Mas assistir-se-ia a uma transformação política na Índia com o aparecimento de uma corrente nacionalista, primeiro algo difusa e depois mais coerente. A imprensa foi importante para a luta do nacionalismo. Dá-se, então, início à contestação indiana face à presença britânica, através de uma elite nacionalista sobretudo urbana. Em 1885 reúne-se em Bombaim o primeiro Congresso Nacional Indiano, o qual verbalizou o descontentamento indiano como meio de exprimir as reivindicações nacionalistas indianas. A visão do Congresso insistia que os interesses do eu, casta e comunidade ficassem subordinados ao bem comum e à nação indiana. Nos primeiros tempos não questionou a continuação do governo britânico, queriam antes mais participação no conselho legislativo e uma genuína abertura do serviço civil indiano aos indianos. Pediam reformas.

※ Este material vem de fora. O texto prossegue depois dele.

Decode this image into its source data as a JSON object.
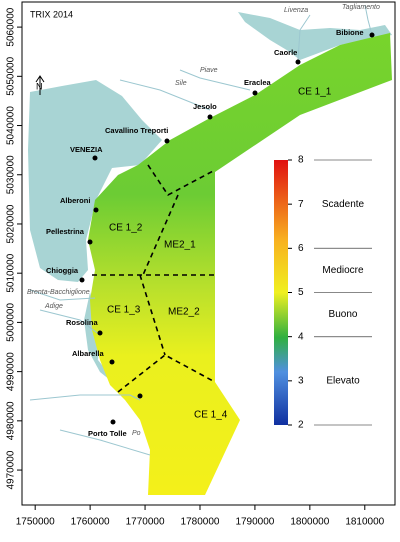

E desejavam trabalhar sobre a opinião pública. Mas não conseguem atrair os muçulmanos.

O movimento swadeshi, passado à Índia por panfleto, imprensa e boca a boca, representava unidade e uma acção efectiva materializada no boicote à indústria britânica, sobretudo aos têxteis, e boicote às instituições governamentais de ensino.

Após a I Grande Guerra Mundial, na qual os indianos participaram, o descontentamento cresce e os nacionalistas pedem o Swaraj, o auto governo.


Entra em cena pela primeira vez Gandhi e as suas campanhas de resistência pacífica, o satyagraha, ou força da verdade, mediante boicotes, petições e actos de desobediência civil.

Os britânicos, também cansados com a guerra, lançam mão de um sistema de diarquia, dividindo as funções do governo em dois, um pelo governo central em Delhi sob controlo britânico, outro pelas províncias com algumas áreas como agricultura e educação e taxas. Mas os britânicos cometem um erro crasso ao emitirem o Rowlatt Act em 1919,  prolongando as restrições às liberdades fundamentais, como a detenção e julgamento sem júri. Esta intenção de aplicar a continuação de um estado de excepção cria hostilidade entre os indianos. Em sequência de mais uma década de luta, com o recurso a movimentos de desobediência civil, os indianos deixariam de discutir o autogoverno para passarem a pedir a independência total, o Purna Swaraj. As próximas décadas seriam dedicadas tanto a evitar os britânicos e ajustar-se a um mundo pós-colonial, como a tentar decidir a futura composição política do subcontinente entre Congresso e Liga Muçulmana. A clivagem inter comunitária e religiosa acentuava-se e seria aproveitada pelos britânicos para dividir ainda mais. Ao contrário do Congresso, que possuía uma organização já implantada, os muçulmanos estavam dispersos por uma série de partidos e a Liga não só não tinha um programa político claro como também não tinha um líder incontestado. Até que apareceu Jinnah, que juntamente com o hindu Nehru seriam as grandes figuras da independência indiana e da criação dos dois estados impendentes que foram criados após a atabalhoada e apressada partição em 1947. O Quit India deu resultado e Nehru pode fazer o seu célebre discurso a 15 de Agosto de 1947:

"Long years ago, we made a tryst with destiny. Now the time has come when we shall redeem our pledge - not wholly or in full measure - but very substantially. At the stroke of the midnight hour, when the world sleeps, India will awake to life and freedom. A moment comes, but rarely in history, when we step out from the old to the new, when an age ends, and when the soul of a nation, long suppressed, finds utterance."